Bush signed into law last Friday a ban on torture that Congress passed and he opposed.
But Bush apparently didn’t mean what he had said and had no plans to obey the law he signed.
Attached to the bill was a “signing statement,” an official document that contained the president’s interpretation of the law. That document stated that in extreme circumstances the president could waive the law for the sake of national security.
Three Republican senators quickly rejected Bush’s claim that he can bypass the law.
Senators John Warner (R-Va.) and John McCain (R-Ariz.) issued a joint statement asserting that the president could not override the law against cruel, inhumane and degrading treatment of American prisoners.
“We believe the president understands Congress’ intent in passing by very large majorities legislation governing the treatment of detainees included in the 2006 Department of Defense Appropriations and Authorization bills,” they said. “The Congress declined, when asked by administration officials, to include a presidential waiver of the restrictions included in our legislation. Our committee intends through strict oversight to monitor the administration’s implementation of the new law.”
Another senator, Lindsey Graham (R-S.C.) supported Warner and McCain.
Graham, a member of Corinth Baptist Church in Seneca, S.C., told the Boston Globe, ”I do not believe that any political figure in the country has the ability to set aside any … law of armed conflict that we have adopted or treaties that we have ratified.”
He said, ”If we go down that road, it will cause great problems for our troops in future conflicts, because [nothing] is to prevent other nations’ leaders from doing the same.”
The president’s action and these senators’ courage have set the stage for more conflict over the balance of power between the executive and legislative branches of government. May the legislative branch win. Our government is strongest and works best when power is balanced. The consolidation of power always leads to the abuse of power.
The president’s action also provides an opportunity for people of faith to explore civil morality.
Neither law breaking nor torture is morally the right thing to do.
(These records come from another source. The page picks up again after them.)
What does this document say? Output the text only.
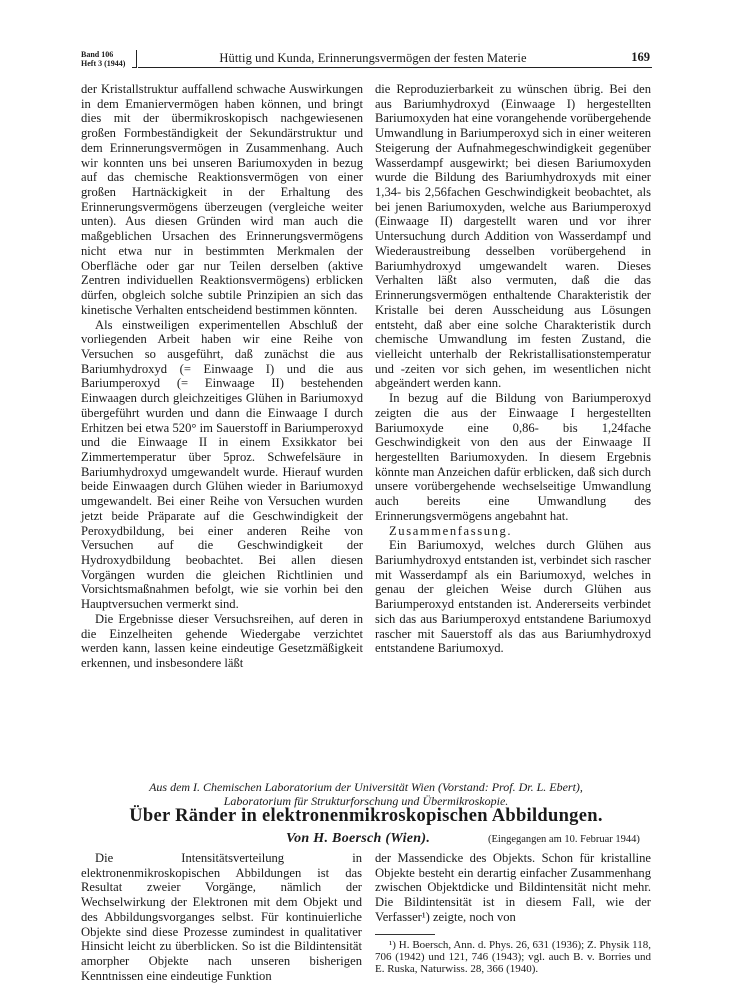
Band 106
Heft 3 (1944)	Hüttig und Kunda, Erinnerungsvermögen der festen Materie	169

der Kristallstruktur auffallend schwache Auswirkungen in dem Emaniervermögen haben können, und bringt dies mit der übermikroskopisch nachgewiesenen großen Formbeständigkeit der Sekundärstruktur und dem Erinnerungsvermögen in Zusammenhang. Auch wir konnten uns bei unseren Bariumoxyden in bezug auf das chemische Reaktionsvermögen von einer großen Hartnäckigkeit in der Erhaltung des Erinnerungsvermögens überzeugen (vergleiche weiter unten). Aus diesen Gründen wird man auch die maßgeblichen Ursachen des Erinnerungsvermögens nicht etwa nur in bestimmten Merkmalen der Oberfläche oder gar nur Teilen derselben (aktive Zentren individuellen Reaktionsvermögens) erblicken dürfen, obgleich solche subtile Prinzipien an sich das kinetische Verhalten entscheidend bestimmen könnten.

Als einstweiligen experimentellen Abschluß der vorliegenden Arbeit haben wir eine Reihe von Versuchen so ausgeführt, daß zunächst die aus Bariumhydroxyd (= Einwaage I) und die aus Bariumperoxyd (= Einwaage II) bestehenden Einwaagen durch gleichzeitiges Glühen in Bariumoxyd übergeführt wurden und dann die Einwaage I durch Erhitzen bei etwa 520° im Sauerstoff in Bariumperoxyd und die Einwaage II in einem Exsikkator bei Zimmertemperatur über 5proz. Schwefelsäure in Bariumhydroxyd umgewandelt wurde. Hierauf wurden beide Einwaagen durch Glühen wieder in Bariumoxyd umgewandelt. Bei einer Reihe von Versuchen wurden jetzt beide Präparate auf die Geschwindigkeit der Peroxydbildung, bei einer anderen Reihe von Versuchen auf die Geschwindigkeit der Hydroxydbildung beobachtet. Bei allen diesen Vorgängen wurden die gleichen Richtlinien und Vorsichtsmaßnahmen befolgt, wie sie vorhin bei den Hauptversuchen vermerkt sind.

Die Ergebnisse dieser Versuchsreihen, auf deren in die Einzelheiten gehende Wiedergabe verzichtet werden kann, lassen keine eindeutige Gesetzmäßigkeit erkennen, und insbesondere läßt

die Reproduzierbarkeit zu wünschen übrig. Bei den aus Bariumhydroxyd (Einwaage I) hergestellten Bariumoxyden hat eine vorangehende vorübergehende Umwandlung in Bariumperoxyd sich in einer weiteren Steigerung der Aufnahmegeschwindigkeit gegenüber Wasserdampf ausgewirkt; bei diesen Bariumoxyden wurde die Bildung des Bariumhydroxyds mit einer 1,34- bis 2,56fachen Geschwindigkeit beobachtet, als bei jenen Bariumoxyden, welche aus Bariumperoxyd (Einwaage II) dargestellt waren und vor ihrer Untersuchung durch Addition von Wasserdampf und Wiederaustreibung desselben vorübergehend in Bariumhydroxyd umgewandelt waren. Dieses Verhalten läßt also vermuten, daß die das Erinnerungsvermögen enthaltende Charakteristik der Kristalle bei deren Ausscheidung aus Lösungen entsteht, daß aber eine solche Charakteristik durch chemische Umwandlung im festen Zustand, die vielleicht unterhalb der Rekristallisationstemperatur und -zeiten vor sich gehen, im wesentlichen nicht abgeändert werden kann.

In bezug auf die Bildung von Bariumperoxyd zeigten die aus der Einwaage I hergestellten Bariumoxyde eine 0,86- bis 1,24fache Geschwindigkeit von den aus der Einwaage II hergestellten Bariumoxyden. In diesem Ergebnis könnte man Anzeichen dafür erblicken, daß sich durch unsere vorübergehende wechselseitige Umwandlung auch bereits eine Umwandlung des Erinnerungsvermögens angebahnt hat.

Zusammenfassung.

Ein Bariumoxyd, welches durch Glühen aus Bariumhydroxyd entstanden ist, verbindet sich rascher mit Wasserdampf als ein Bariumoxyd, welches in genau der gleichen Weise durch Glühen aus Bariumperoxyd entstanden ist. Andererseits verbindet sich das aus Bariumperoxyd entstandene Bariumoxyd rascher mit Sauerstoff als das aus Bariumhydroxyd entstandene Bariumoxyd.

Aus dem I. Chemischen Laboratorium der Universität Wien (Vorstand: Prof. Dr. L. Ebert),
Laboratorium für Strukturforschung und Übermikroskopie.
Über Ränder in elektronenmikroskopischen Abbildungen.
Von H. Boersch (Wien).	(Eingegangen am 10. Februar 1944)

Die Intensitätsverteilung in elektronenmikroskopischen Abbildungen ist das Resultat zweier Vorgänge, nämlich der Wechselwirkung der Elektronen mit dem Objekt und des Abbildungsvorganges selbst. Für kontinuierliche Objekte sind diese Prozesse zumindest in qualitativer Hinsicht leicht zu überblicken. So ist die Bildintensität amorpher Objekte nach unseren bisherigen Kenntnissen eine eindeutige Funktion

der Massendicke des Objekts. Schon für kristalline Objekte besteht ein derartig einfacher Zusammenhang zwischen Objektdicke und Bildintensität nicht mehr. Die Bildintensität ist in diesem Fall, wie der Verfasser¹) zeigte, noch von

¹) H. Boersch, Ann. d. Phys. 26, 631 (1936); Z. Physik 118, 706 (1942) und 121, 746 (1943); vgl. auch B. v. Borries und E. Ruska, Naturwiss. 28, 366 (1940).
Two wrongs never equal a right. Obeying the law and treating prisoners with dignity is the right path to follow, the best way forward in a sinful world.
The president would do well to obey the law of the land, instead of continually trying to place himself above the law with the questionable argument that national security gives him special leeway.
We would do well to support these three Republican senators and speak up for a balance of power.
Robert Parham is the executive director of the Baptist Center for Ethics.